Il sinfonismo di Brahms apre la stagione di concerti al Teatro Olimpico di Vicenza

Si alza il sipario su "Il Suono dell'Olimpico", la rassegna primaverile dei concerti che l'Orchestra del Teatro Olimpico, in collaborazione con l'Assessorato alle attività culturali del Comune di Vicenza, porta sul palcoscenico più prestigioso della città. Come da tradizione, il "Suono" segue due filoni, quello monografico, dedicato per il terzo anno a W.A. Mozart, nel 250° anniversario della sua nascita, e quello sinfonico, che vedrà protagonisti Johannes Brahms, Clara e Robert Schumann. Intitolata "... della quieta grandezza", questa parte del cartellone presenta selezioni di brani dal vasto repertorio romantico, sempre molto gradito al pubblico, e vicino alla sensibilità dell'insieme strumentale cittadino. La stagione 2006 prevede otto concerti, nell'arco di tempo che va dal 22 aprile al 24 giugno, e vede proseguire la politica voluta dal direttore artistico dell'Orchestra, Giancarlo De Lorenzo, in sintonia con le indicazioni del Sindaco di Vicenza, delle collaborazioni con grandi artisti di fama internazionale, che vedremo alternarsi alla direzione dell'orchestra e come solisti.
Nel realizzare un programma di sicuro pregio artistico, l'orchestra del Teatro Olimpico desidera invitare a concerto un pubblico vasto, puntando, in particolare, ad avvicinare anche i più giovani alla musica classica. Tra le innovazioni di quest'anno, si lancia un'inedita iniziativa per i ragazzi fino ai 12 anni, che avranno l'ingresso omaggio, se accompagnati da un genitore con biglietto o abbonamento. Come da tradizione, i giovani fino ai 25 anni potranno invece usufruire della riduzione del biglietto. Per loro l'ingresso all'Olimpico costerà 15,00 Euro anziché 20,00. Il concerto inaugurale, sabato 22 aprile alle ore 21, è in gran parte dedicato a Brahms. Dopo un omaggio a G. Finzi, compositore milanese dei primi del '900, rappresentante del novecento storico italiano di cui l'orchestra interpreterà il brano "Interludio", saranno eseguiti il Concerto per pianoforte n.1 op. 15, in Re minore, e la Sinfonia n.2, op.73, opera in Re maggiore del 1877, detta "Pastorale" di Johannes Brahms Il programma accompagna l'ascoltatore attraverso l'intera vicenda che lega il compositore alla tradizione del sinfonismo beethoveniano, il modello amato e allo stesso tempo sofferto da Brahms, nell'urgenza di individuare un nuovo linguaggio espressivo.

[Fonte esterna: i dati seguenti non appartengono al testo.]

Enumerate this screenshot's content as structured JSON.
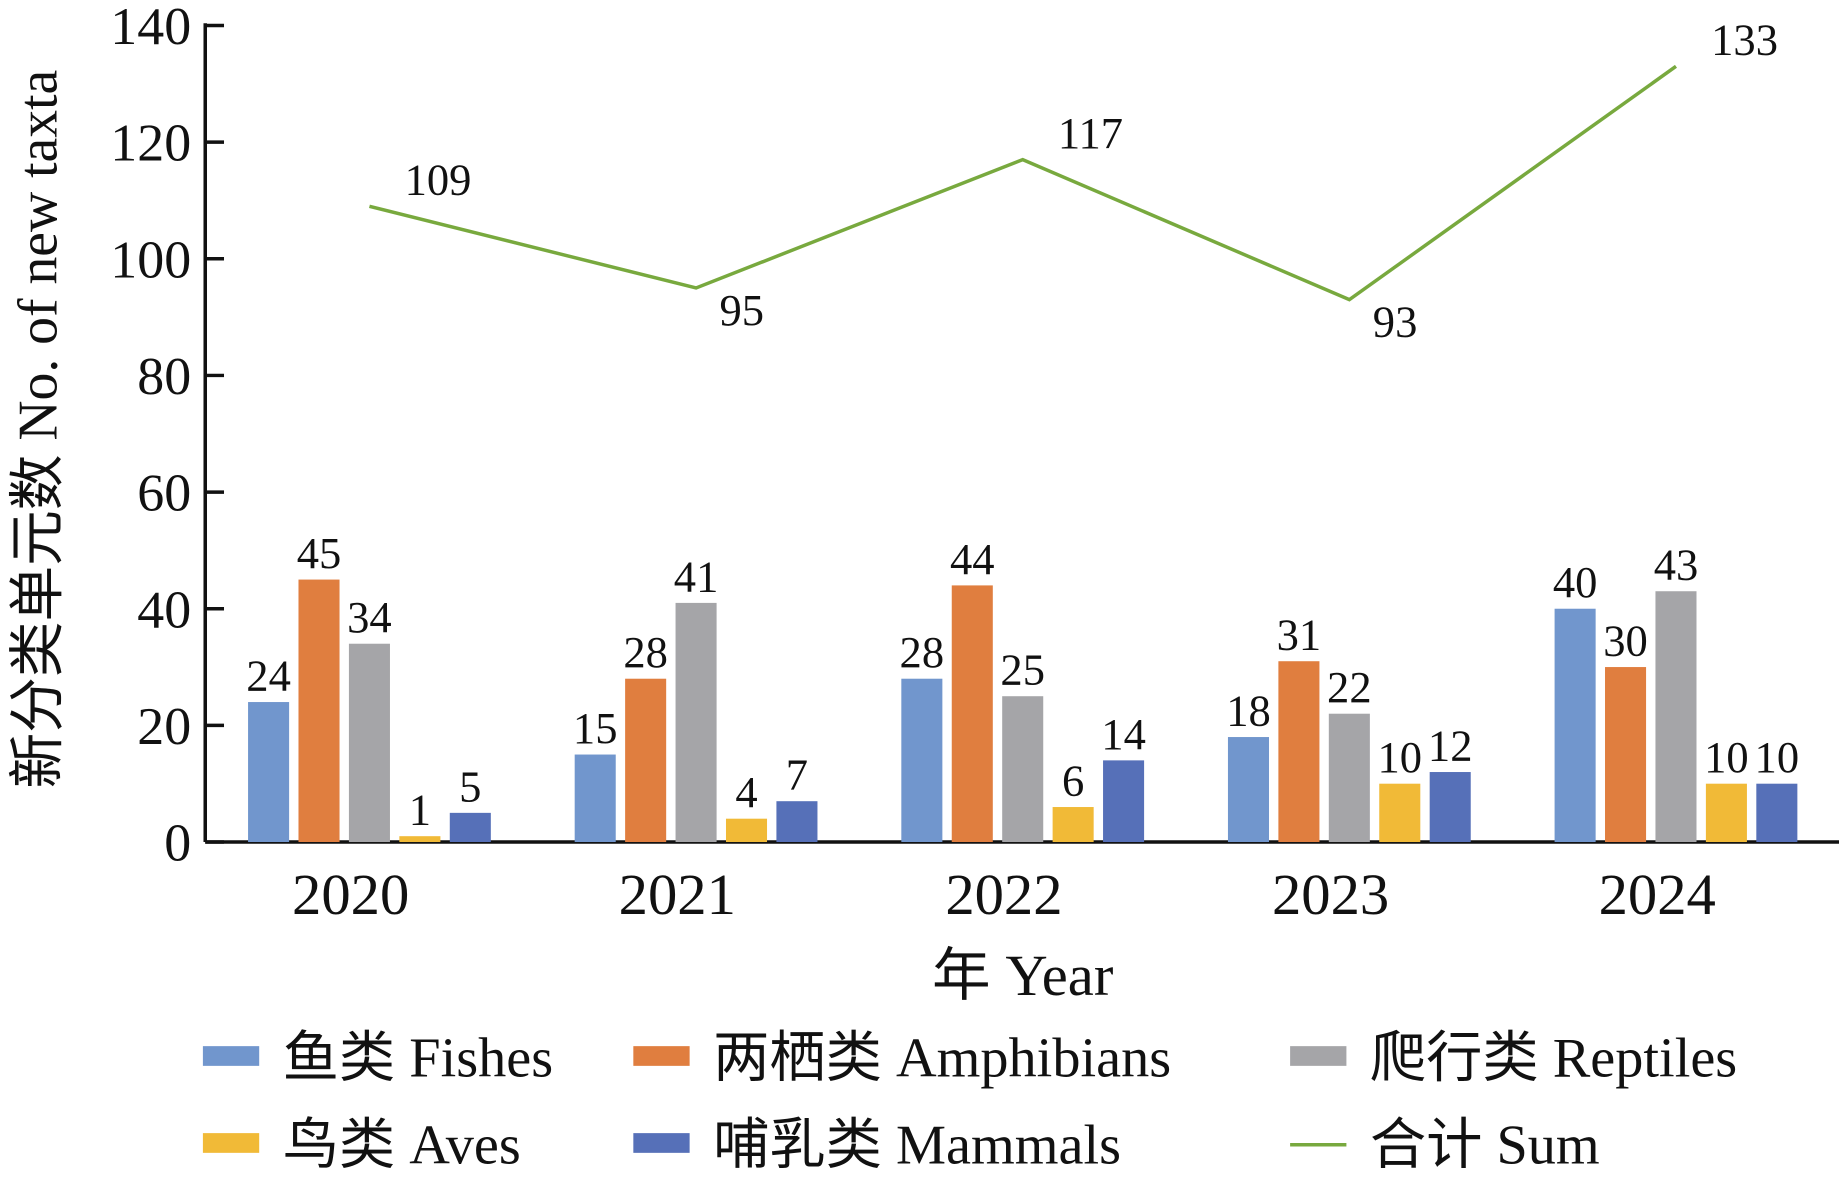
{
  "chart_data": {
    "type": "bar",
    "title": "",
    "xlabel": "年 Year",
    "ylabel": "新分类单元数 No. of new taxta",
    "ylim": [
      0,
      140
    ],
    "yticks": [
      0,
      20,
      40,
      60,
      80,
      100,
      120,
      140
    ],
    "categories": [
      "2020",
      "2021",
      "2022",
      "2023",
      "2024"
    ],
    "series": [
      {
        "name": "鱼类 Fishes",
        "type": "bar",
        "color": "#7196cd",
        "values": [
          24,
          15,
          28,
          18,
          40
        ]
      },
      {
        "name": "两栖类 Amphibians",
        "type": "bar",
        "color": "#e07e3f",
        "values": [
          45,
          28,
          44,
          31,
          30
        ]
      },
      {
        "name": "爬行类 Reptiles",
        "type": "bar",
        "color": "#a5a5a8",
        "values": [
          34,
          41,
          25,
          22,
          43
        ]
      },
      {
        "name": "鸟类 Aves",
        "type": "bar",
        "color": "#f1ba37",
        "values": [
          1,
          4,
          6,
          10,
          10
        ]
      },
      {
        "name": "哺乳类 Mammals",
        "type": "bar",
        "color": "#5670b8",
        "values": [
          5,
          7,
          14,
          12,
          10
        ]
      },
      {
        "name": "合计 Sum",
        "type": "line",
        "color": "#78a93e",
        "values": [
          109,
          95,
          117,
          93,
          133
        ]
      }
    ],
    "grid": false,
    "legend": "bottom"
  }
}
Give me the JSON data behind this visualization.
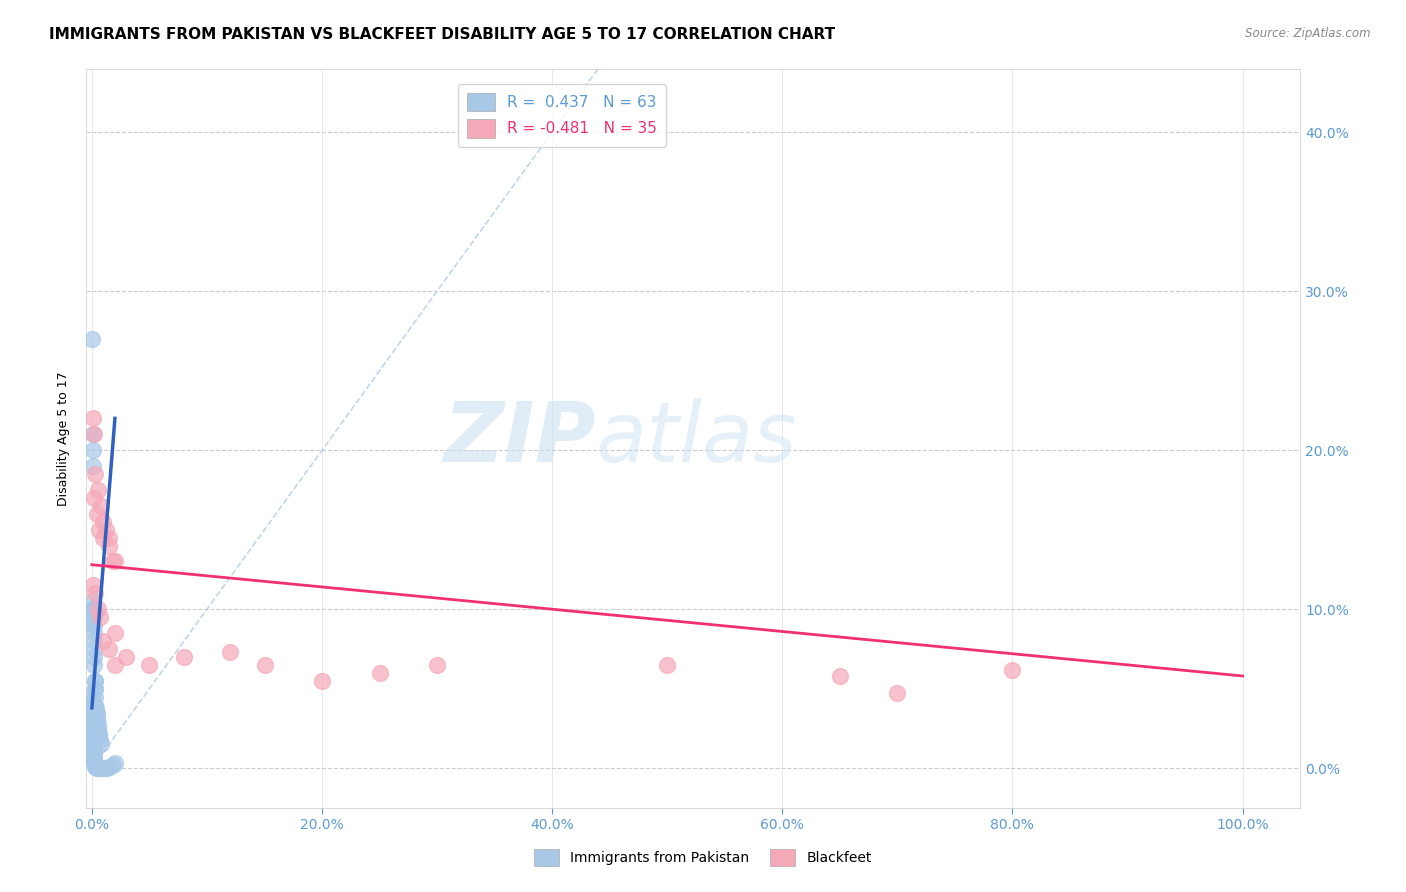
{
  "title": "IMMIGRANTS FROM PAKISTAN VS BLACKFEET DISABILITY AGE 5 TO 17 CORRELATION CHART",
  "source": "Source: ZipAtlas.com",
  "ylabel": "Disability Age 5 to 17",
  "xlim": [
    -0.005,
    1.05
  ],
  "ylim": [
    -0.025,
    0.44
  ],
  "blue_R": 0.437,
  "blue_N": 63,
  "pink_R": -0.481,
  "pink_N": 35,
  "blue_color": "#a8c8e8",
  "pink_color": "#f5a8b8",
  "blue_line_color": "#3060c0",
  "pink_line_color": "#f03070",
  "watermark_zip": "ZIP",
  "watermark_atlas": "atlas",
  "blue_scatter_x": [
    0.0005,
    0.0008,
    0.001,
    0.001,
    0.0012,
    0.0013,
    0.0015,
    0.0015,
    0.0015,
    0.002,
    0.002,
    0.002,
    0.002,
    0.0022,
    0.0025,
    0.0025,
    0.003,
    0.003,
    0.003,
    0.003,
    0.0035,
    0.004,
    0.004,
    0.0045,
    0.005,
    0.005,
    0.006,
    0.006,
    0.007,
    0.008,
    0.0003,
    0.0004,
    0.0005,
    0.0005,
    0.0006,
    0.0007,
    0.0008,
    0.0008,
    0.001,
    0.001,
    0.001,
    0.001,
    0.0012,
    0.0014,
    0.0015,
    0.0015,
    0.002,
    0.002,
    0.002,
    0.003,
    0.003,
    0.004,
    0.005,
    0.007,
    0.009,
    0.011,
    0.013,
    0.015,
    0.018,
    0.02,
    0.001,
    0.001,
    0.001
  ],
  "blue_scatter_y": [
    0.27,
    0.21,
    0.2,
    0.19,
    0.105,
    0.1,
    0.1,
    0.095,
    0.09,
    0.085,
    0.08,
    0.075,
    0.07,
    0.065,
    0.055,
    0.05,
    0.055,
    0.05,
    0.045,
    0.04,
    0.038,
    0.035,
    0.033,
    0.03,
    0.028,
    0.025,
    0.022,
    0.02,
    0.018,
    0.015,
    0.045,
    0.04,
    0.038,
    0.035,
    0.032,
    0.03,
    0.028,
    0.025,
    0.022,
    0.02,
    0.018,
    0.015,
    0.012,
    0.01,
    0.008,
    0.006,
    0.005,
    0.004,
    0.003,
    0.002,
    0.001,
    0.0,
    0.0,
    0.0,
    0.0,
    0.0,
    0.0,
    0.001,
    0.002,
    0.003,
    0.09,
    0.095,
    0.1
  ],
  "pink_scatter_x": [
    0.001,
    0.002,
    0.003,
    0.005,
    0.008,
    0.01,
    0.012,
    0.015,
    0.018,
    0.02,
    0.001,
    0.003,
    0.005,
    0.007,
    0.01,
    0.015,
    0.02,
    0.002,
    0.004,
    0.006,
    0.01,
    0.015,
    0.02,
    0.03,
    0.05,
    0.08,
    0.12,
    0.15,
    0.2,
    0.25,
    0.3,
    0.5,
    0.65,
    0.7,
    0.8
  ],
  "pink_scatter_y": [
    0.22,
    0.21,
    0.185,
    0.175,
    0.165,
    0.155,
    0.15,
    0.145,
    0.13,
    0.13,
    0.115,
    0.11,
    0.1,
    0.095,
    0.08,
    0.075,
    0.065,
    0.17,
    0.16,
    0.15,
    0.145,
    0.14,
    0.085,
    0.07,
    0.065,
    0.07,
    0.073,
    0.065,
    0.055,
    0.06,
    0.065,
    0.065,
    0.058,
    0.047,
    0.062
  ],
  "blue_trendline_x": [
    0.0,
    0.02
  ],
  "blue_trendline_y": [
    0.038,
    0.22
  ],
  "pink_trendline_x": [
    0.0,
    1.0
  ],
  "pink_trendline_y": [
    0.128,
    0.058
  ],
  "dashed_line_x": [
    0.0,
    0.44
  ],
  "dashed_line_y": [
    0.0,
    0.44
  ],
  "grid_color": "#cccccc",
  "axis_color": "#5b9bd5",
  "title_fontsize": 11,
  "label_fontsize": 9,
  "tick_fontsize": 10,
  "legend_fontsize": 11
}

Il Primo Concerto per Pianoforte e Orchestra è infatti considerato il simbolo del primo scontro con la tradizione precedente, mentre la Seconda Sinfonia di Brahms rappresenta la conciliazione finale con il sinfonismo beethoveniano. Il giovane Brahms veniva infatti esortato a dare una forma adeguata all'inconfondibile inclinazione orchestrale e sinfonica dei suoi lavori pianistici. E proprio una Sonata per due pianoforti, in re minore, si trasformerà, nel 1857, nel Primo Concerto, con il quale il compositore inizia il proprio personale rapporto con la scrittura sinfonica. Il timore reverenziale che Brahms nutriva per l'arte di Beethoven lo fa desistere dal dare alla Sonata la forma di sinfonia, facendolo propendere verso una forma orchestrale che riteneva meno impegnativa, quella del concerto solistico. Ne risulta un'opera titanica, originale ed autonoma dal punto di vista dello stile melodico e armonico, già inconfondibilmente brahmsiano, anche se rimane legata ai dettami beethoveniani e classicistici nella forma e nello spirito. Nella struttura tradizionale, i disegni virtuosistici della parte solistica sono perfettamente integrati nel dialogo con l'orchestra, secondo un linguaggio profondamente personale dell'autore.
Con la Seconda Sinfonia, invece, Brahms rinuncia agli echi melodici e strutturali beethoveniani per lasciarsi andare ad una più libera modalità di espressione. La forma classica resta sullo sfondo, come riferimento culturale imprescindibile, ma non più vincolante. Una nuova consapevolezza d'indipendenza nella scrittura sinfonica che si celebra nella Seconda con un'eccezionale ricchezza di temi, di particolare intensità evocativa, in un quadro generale di bellezza elegiaca. L'Orchestra del Teatro Olimpico è diretta dal maestro Francesco Di Mauro, dal 2001 Coordinatore alla Direzione Artistica dell'Orchestra Sinfonica Siciliana, la più importante istituzione concertistico-orchestrale italiana. Artista dall'intensa attività direttoriale, iniziata dopo il conseguimento del Diploma e del primo premio con medaglia d'oro in Direzione d'Orchestra presso il Conservatorio di Parigi, sotto la guida di celebri maestri come Sergiu Celibidache e Henri-Claude Fantapié, ha diretto molte importanti orchestre operistiche, sinfoniche e da camera in Italia e in tutto il mondo.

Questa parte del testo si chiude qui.